こうしてリズ以外の人間と話すのは久しぶりだ。

数カ月ぶりに話すインペリエ様はまったく変わっておらず、真っすぐな瞳から顔を反らしたくなる気持ちは常に大きくなっていく。

背後には直属の部隊が整然と隊を為し、しっかりと鎧や武器まで身に着けている。

一方今日の彼女は革の軽装にウェーブの髪を後ろでまとめた姿であり、鎧を纏わず、戦斧も背負っていない。

(これから訓練ですか......ん?あの兵士――)


あまりにも目立ちすぎる、頭が二個ほど入るのではないかというほど縦に長い兜を身に着けた兵士が一人。

顔を隠して戦うのは女の恥というのが一般的なこの世界で、彼女のみがそれを隠している。
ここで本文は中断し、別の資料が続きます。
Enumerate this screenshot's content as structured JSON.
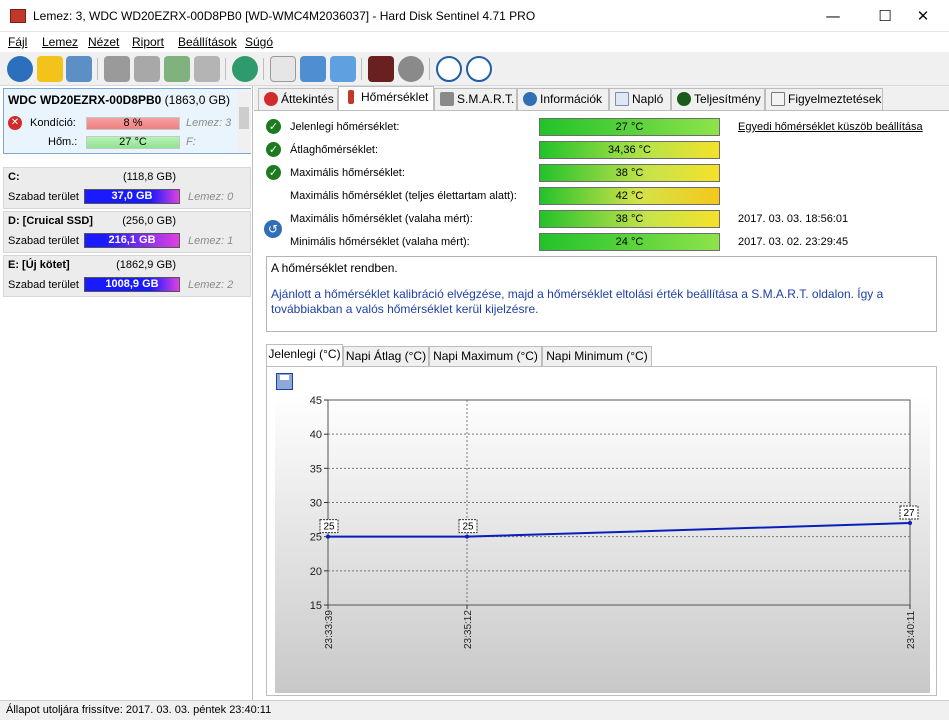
{
  "window": {
    "title": "Lemez: 3, WDC WD20EZRX-00D8PB0 [WD-WMC4M2036037]  -  Hard Disk Sentinel 4.71 PRO"
  },
  "menu": [
    "Fájl",
    "Lemez",
    "Nézet",
    "Riport",
    "Beállítások",
    "Súgó"
  ],
  "toolbar": [
    "refresh-icon",
    "warning-icon",
    "report-icon",
    "disk-icon",
    "disk-icon",
    "disk-icon",
    "disk-icon",
    "globe-icon",
    "document-icon",
    "transfer-icon",
    "network-icon",
    "chart-icon",
    "speaker-icon",
    "help-icon",
    "info-icon"
  ],
  "disk": {
    "name": "WDC WD20EZRX-00D8PB0",
    "size": "(1863,0 GB)",
    "condition_label": "Kondíció:",
    "condition_value": "8 %",
    "condition_disk": "Lemez: 3",
    "temp_label": "Hőm.:",
    "temp_value": "27 °C",
    "temp_disk": "F:"
  },
  "volumes": [
    {
      "name": "C:",
      "size": "(118,8 GB)",
      "free_label": "Szabad terület",
      "free": "37,0 GB",
      "disk": "Lemez: 0"
    },
    {
      "name": "D: [Cruical SSD]",
      "size": "(256,0 GB)",
      "free_label": "Szabad terület",
      "free": "216,1 GB",
      "disk": "Lemez: 1"
    },
    {
      "name": "E: [Új kötet]",
      "size": "(1862,9 GB)",
      "free_label": "Szabad terület",
      "free": "1008,9 GB",
      "disk": "Lemez: 2"
    }
  ],
  "tabs": [
    "Áttekintés",
    "Hőmérséklet",
    "S.M.A.R.T.",
    "Információk",
    "Napló",
    "Teljesítmény",
    "Figyelmeztetések"
  ],
  "temps": {
    "threshold_link": "Egyedi hőmérséklet küszöb beállítása",
    "rows": [
      {
        "label": "Jelenlegi hőmérséklet:",
        "value": "27 °C",
        "date": ""
      },
      {
        "label": "Átlaghőmérséklet:",
        "value": "34,36 °C",
        "date": ""
      },
      {
        "label": "Maximális hőmérséklet:",
        "value": "38 °C",
        "date": ""
      },
      {
        "label": "Maximális hőmérséklet (teljes élettartam alatt):",
        "value": "42 °C",
        "date": ""
      },
      {
        "label": "Maximális hőmérséklet (valaha mért):",
        "value": "38 °C",
        "date": "2017. 03. 03. 18:56:01"
      },
      {
        "label": "Minimális hőmérséklet (valaha mért):",
        "value": "24 °C",
        "date": "2017. 03. 02. 23:29:45"
      }
    ]
  },
  "message": {
    "status": "A hőmérséklet rendben.",
    "advice": "Ajánlott a hőmérséklet kalibráció elvégzése, majd a hőmérséklet eltolási érték beállítása a S.M.A.R.T. oldalon. Így a továbbiakban a valós hőmérséklet kerül kijelzésre."
  },
  "subtabs": [
    "Jelenlegi (°C)",
    "Napi Átlag (°C)",
    "Napi Maximum (°C)",
    "Napi Minimum (°C)"
  ],
  "chart_data": {
    "type": "line",
    "title": "",
    "xlabel": "",
    "ylabel": "",
    "ylim": [
      15,
      45
    ],
    "yticks": [
      15,
      20,
      25,
      30,
      35,
      40,
      45
    ],
    "x": [
      "23:33:39",
      "23:35:12",
      "23:40:11"
    ],
    "series": [
      {
        "name": "",
        "values": [
          25,
          25,
          27
        ]
      }
    ],
    "data_labels": [
      "25",
      "25",
      "27"
    ],
    "grid": true,
    "colors": {
      "line": "#0a1fb8",
      "background_top": "#ffffff",
      "background_bottom": "#c8c8c8"
    }
  },
  "status": {
    "text": "Állapot utoljára frissítve: 2017. 03. 03. péntek 23:40:11"
  }
}
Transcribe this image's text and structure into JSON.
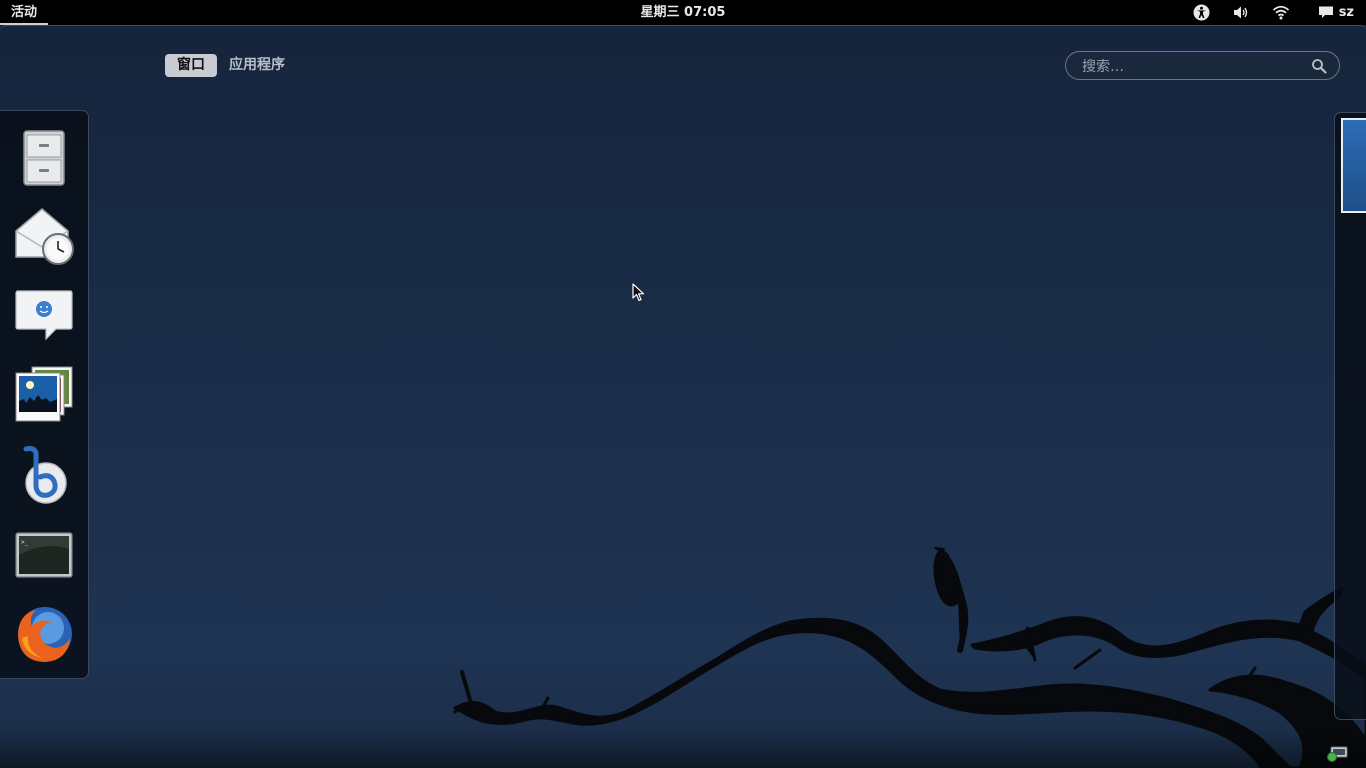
{
  "top_panel": {
    "activities_label": "活动",
    "clock": "星期三 07:05",
    "user_name": "sz",
    "status_icons": [
      "accessibility-icon",
      "volume-icon",
      "wifi-icon",
      "chat-icon"
    ]
  },
  "overview": {
    "tabs": [
      {
        "label": "窗口",
        "active": true
      },
      {
        "label": "应用程序",
        "active": false
      }
    ],
    "search": {
      "placeholder": "搜索…",
      "value": ""
    }
  },
  "dash": {
    "items": [
      "file-cabinet-icon",
      "mail-clock-icon",
      "chat-bubble-icon",
      "photo-viewer-icon",
      "music-player-icon",
      "terminal-icon",
      "firefox-icon"
    ]
  },
  "colors": {
    "panel_bg": "#000000",
    "wallpaper_top": "#15243b",
    "wallpaper_bottom": "#1f3453",
    "active_tab_bg": "#c8ccd2",
    "workspace_thumb": "#2c6cb4"
  }
}
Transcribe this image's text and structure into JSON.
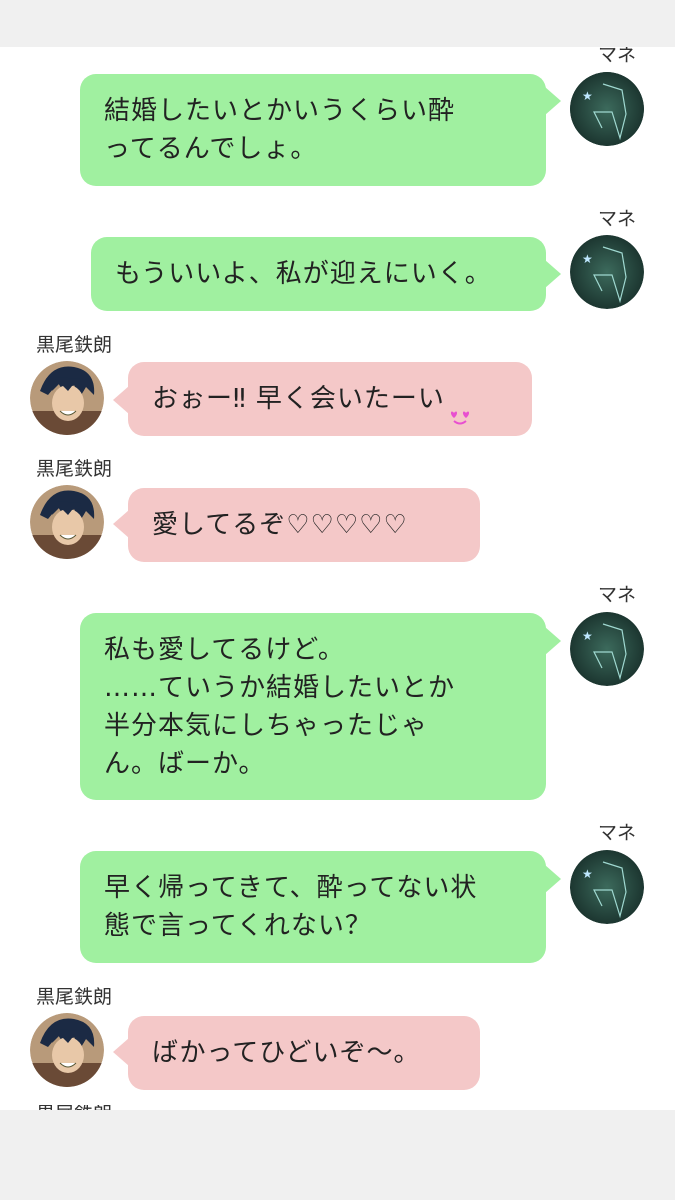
{
  "contacts": {
    "self_name": "マネ",
    "other_name": "黒尾鉄朗"
  },
  "messages": [
    {
      "side": "out",
      "name": "マネ",
      "text": "結婚したいとかいうくらい酔\nってるんでしょ。"
    },
    {
      "side": "out",
      "name": "マネ",
      "text": "もういいよ、私が迎えにいく。"
    },
    {
      "side": "in",
      "name": "黒尾鉄朗",
      "text": "おぉー‼ 早く会いたーい",
      "emoji": "heart-eyes"
    },
    {
      "side": "in",
      "name": "黒尾鉄朗",
      "text": "愛してるぞ♡♡♡♡♡"
    },
    {
      "side": "out",
      "name": "マネ",
      "text": "私も愛してるけど。\n……ていうか結婚したいとか\n半分本気にしちゃったじゃ\nん。ばーか。"
    },
    {
      "side": "out",
      "name": "マネ",
      "text": "早く帰ってきて、酔ってない状\n態で言ってくれない？"
    },
    {
      "side": "in",
      "name": "黒尾鉄朗",
      "text": "ばかってひどいぞ〜。"
    }
  ],
  "colors": {
    "outgoing_bubble": "#a0f0a0",
    "incoming_bubble": "#f4c8c8",
    "background": "#ffffff"
  }
}
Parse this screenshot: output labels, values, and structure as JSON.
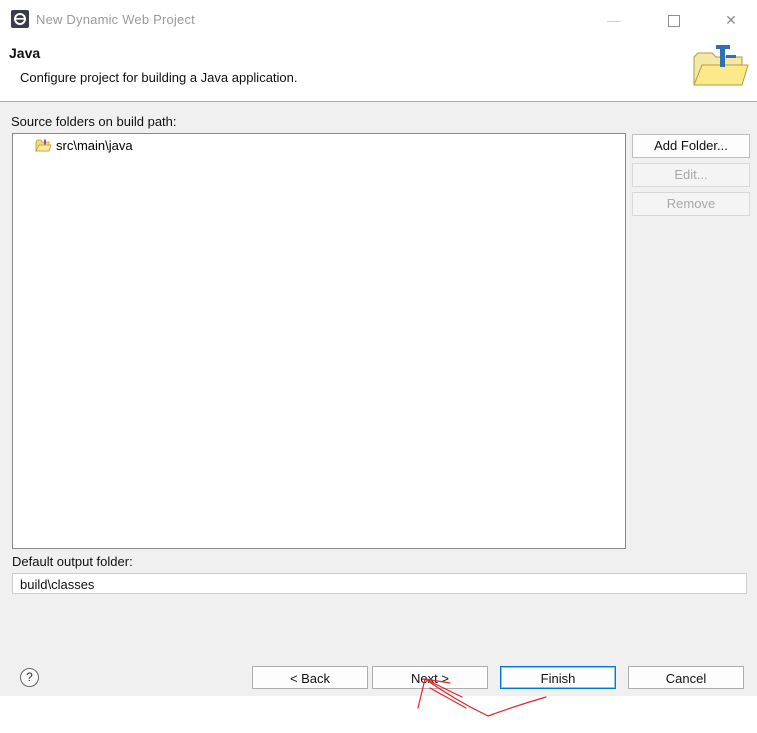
{
  "window": {
    "title": "New Dynamic Web Project",
    "minimize_glyph": "—",
    "close_glyph": "✕"
  },
  "header": {
    "title": "Java",
    "description": "Configure project for building a Java application."
  },
  "source_folders": {
    "label": "Source folders on build path:",
    "items": [
      "src\\main\\java"
    ]
  },
  "side_buttons": {
    "add_folder": "Add Folder...",
    "edit": "Edit...",
    "remove": "Remove"
  },
  "output": {
    "label": "Default output folder:",
    "value": "build\\classes"
  },
  "footer": {
    "help_glyph": "?",
    "back": "< Back",
    "next": "Next >",
    "finish": "Finish",
    "cancel": "Cancel"
  },
  "colors": {
    "annotation": "#e2262a",
    "default_button_border": "#0078d7",
    "dialog_background": "#f0f0f0"
  }
}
そして手に持つのは、これまた目立ちすぎる獲物――恐らく特注の槍だろう。

穂先は長剣のように長く、そして分厚い鉄で出来ており、槍と言うより持ち手が極端に伸びた剣の風体。

極めつけは、その態度だ。


「あの、インペリエ様。何故あの兵士は私に手を振っているのですか?馴れ馴れしいを通り越して余裕すら感じられるのですが。一応これでもそれなりの地位であって――」

「私の部下だ、気にするな」

「すっごい気になるのですが?」

「気にするなと言っている」

(いや流石にあれは無礼過ぎじゃあないですか?)


ひらひらと左の手を泳がせる兵士を傍目に、インペリエ様の話はまったくぶれる気配が見えてこない。

私の知人......いや、ない。

断じてないと言える。

私は両親とリズベット以外、まともな繋がりを持とうとしてこなかった。

強いて言えばヴァルキリー隊で殉職した......ローレルとイェンスくらいなものだ。

更にありえない三人の顔は、浮かぶ前に否定する。


今は亡き港町で生まれた双子の神童に想いを馳せる様子を見ても、目の前の戦神は微動だにしない。

「やっぱり山、ですね」

「何の話だ?」

「いえ、なんでもありません。それで?インペリエ・アルバスト・ゴア四天将は私に何の御用ですか?」

「ああ。貴様が屋敷に籠っている間に、決まったぞ」

「――え......」


いつか来るであろうという確信と、いつまでも来てほしくないという薄氷のような希望。

インペリエ様の眼差しに情熱があるか、否。

では信ずるものがあるか、否。

それが王から勅命であり、そして使命であることを頭ではなく心で理解している。


だからこそ分かる――彼女が、何を言わんとしているのか。

不意に襲ってくる恋慕の情が知らせるのは、私の予感がまさしく"次の展開"なのだということを。